Content Rules – But Which Content Matters?

As I’m sure you’ve noticed, we’ve entered the era of “content marketing.” Content marketing budgets are going up; companies are falling over themselves to hire journalists to write stuff for them; and so on. But while everyone is rushing to produce content, do they know which content matters?

There are as many definitions of content as there are pundits. Here are a few

  • Paul Dunay: Things that can be shared socially, like blog posts, e-books, videos, podcasts and research reports
  • Bob Buday: Material companies create and market to educate their target audiences about how to solve an issue
  • Junta42: Relevant and valuable content to attract, acquire, and engage a clearly defined and understood target audience
  • Content Rules: Anything created and uploaded to a website [curiously excluding the book it’s written in]

All of these of course describe content, but they are all different. And there are many more. However, I don't think it's hard to propose a simple classification of content which includes everything and tells us how valuable each is. In my schema (for B2B content) there are just three buckets:

  1. Promotional: Promotes your product or service e.g. brochure, TV ad, banner ad
  2. Informative: Objective information about your offering e.g. data sheets or product specs.

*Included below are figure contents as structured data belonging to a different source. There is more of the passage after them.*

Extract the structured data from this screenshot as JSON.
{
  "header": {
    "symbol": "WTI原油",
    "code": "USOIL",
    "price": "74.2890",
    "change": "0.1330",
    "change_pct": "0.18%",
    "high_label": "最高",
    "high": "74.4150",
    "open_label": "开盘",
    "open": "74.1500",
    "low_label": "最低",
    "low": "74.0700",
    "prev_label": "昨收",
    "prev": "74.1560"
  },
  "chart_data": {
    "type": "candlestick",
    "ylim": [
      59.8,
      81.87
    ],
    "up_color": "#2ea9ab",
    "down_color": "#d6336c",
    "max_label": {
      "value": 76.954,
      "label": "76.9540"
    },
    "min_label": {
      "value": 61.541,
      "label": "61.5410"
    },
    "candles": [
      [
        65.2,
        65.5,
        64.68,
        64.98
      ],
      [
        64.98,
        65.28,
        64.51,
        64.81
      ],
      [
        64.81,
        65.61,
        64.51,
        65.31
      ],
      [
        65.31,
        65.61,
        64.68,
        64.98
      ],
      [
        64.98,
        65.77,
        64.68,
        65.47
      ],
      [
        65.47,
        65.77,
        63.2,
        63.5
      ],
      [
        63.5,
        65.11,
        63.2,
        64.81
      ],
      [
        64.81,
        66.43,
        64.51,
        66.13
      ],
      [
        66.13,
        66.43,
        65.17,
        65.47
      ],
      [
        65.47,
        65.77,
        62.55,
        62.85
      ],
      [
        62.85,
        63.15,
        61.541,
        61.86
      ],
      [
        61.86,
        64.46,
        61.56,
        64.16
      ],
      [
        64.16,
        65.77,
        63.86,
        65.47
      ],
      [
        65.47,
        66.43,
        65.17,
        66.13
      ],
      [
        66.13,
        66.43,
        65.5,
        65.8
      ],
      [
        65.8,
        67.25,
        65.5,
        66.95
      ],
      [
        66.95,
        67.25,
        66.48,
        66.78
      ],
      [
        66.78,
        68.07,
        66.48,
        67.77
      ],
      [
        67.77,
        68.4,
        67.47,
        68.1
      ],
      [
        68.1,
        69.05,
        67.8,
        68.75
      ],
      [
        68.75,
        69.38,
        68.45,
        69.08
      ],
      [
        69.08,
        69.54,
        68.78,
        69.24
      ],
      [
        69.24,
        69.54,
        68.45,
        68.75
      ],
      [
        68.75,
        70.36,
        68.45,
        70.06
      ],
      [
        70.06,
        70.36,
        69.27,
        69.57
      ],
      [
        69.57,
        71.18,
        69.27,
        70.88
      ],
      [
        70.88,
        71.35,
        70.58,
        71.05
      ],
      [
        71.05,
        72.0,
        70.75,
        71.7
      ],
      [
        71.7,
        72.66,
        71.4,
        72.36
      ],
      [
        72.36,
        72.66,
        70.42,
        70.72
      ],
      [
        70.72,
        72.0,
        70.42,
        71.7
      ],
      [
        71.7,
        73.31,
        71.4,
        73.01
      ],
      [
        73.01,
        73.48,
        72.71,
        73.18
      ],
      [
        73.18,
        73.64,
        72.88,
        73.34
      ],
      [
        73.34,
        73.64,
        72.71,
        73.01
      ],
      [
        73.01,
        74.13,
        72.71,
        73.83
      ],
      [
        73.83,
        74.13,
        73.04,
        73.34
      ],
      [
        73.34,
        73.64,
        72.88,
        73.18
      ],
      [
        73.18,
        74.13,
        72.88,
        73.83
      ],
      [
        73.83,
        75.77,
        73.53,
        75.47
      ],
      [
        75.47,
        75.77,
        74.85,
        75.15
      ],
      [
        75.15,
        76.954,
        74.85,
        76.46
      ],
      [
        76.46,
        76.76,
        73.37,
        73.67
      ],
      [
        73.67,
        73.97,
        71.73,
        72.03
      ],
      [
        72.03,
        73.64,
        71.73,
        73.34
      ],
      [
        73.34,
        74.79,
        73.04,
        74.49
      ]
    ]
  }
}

Also, objective information on broader issues, but which says nothing that hasn’t been said elsewhere already e.g. training videos.
  3. Insightful: Offers substantive new insights on a problem or opportunity e.g. report, article or post based on original research and/or insights

This sequence represents increasing value to the customer, viz:

Promotional : This material—as we all pretty well understand by now—is of low value to the customer and therefore also to you. For instance, it is now very hard to reach customers with promotional advertising online; the user is largely in control and she will click on your expensive banner ads on only 0.2% of the occasions she sees them. Chris Anderson of TED has calculated that the value of an online user to advertisers is less than 10 cents per hour.

Informative: This content populates two sub-categories. If it’s about your product or service (and it’s truly informative e.g. a data sheet, as opposed to promotional), it’s a utility and you must have it. If the topic is more general, the point of view has been published by a thousand people already. If for instance you want to write a blog post on the 7 steps to a social media strategy, note that a search on "social media strategy" rules OR steps OR things yields several million results, most in the vein of “5 Steps To a Successful Social Media Strategy.” BTW, seven is the most popular number, but the range is three to 10. You can pad a blog with posts like that, but you can’t cut through the clutter—or build a following. (Or if you can, so can nine million other people, which doesn’t compute).

Insightful: This is increasingly the content that matters most because it adds most value for the people who consume it. My advice therefore: Ignore those who promise you e.g. “25 Ways to Use the Web to Find Content for Your Blog” and write stuff that’s original. If you’re selling high tech equipment to Fortune 500 companies, that original material will require research and/or the extensive participation of your subject matter experts. If you are a marketer, or an artist (for instance), and you are naturally insightful, you might be able to thrive on observations and insights from your everyday life (like Chris Brogan).

But in any case, the most important thing is to say something new; anything else is spam.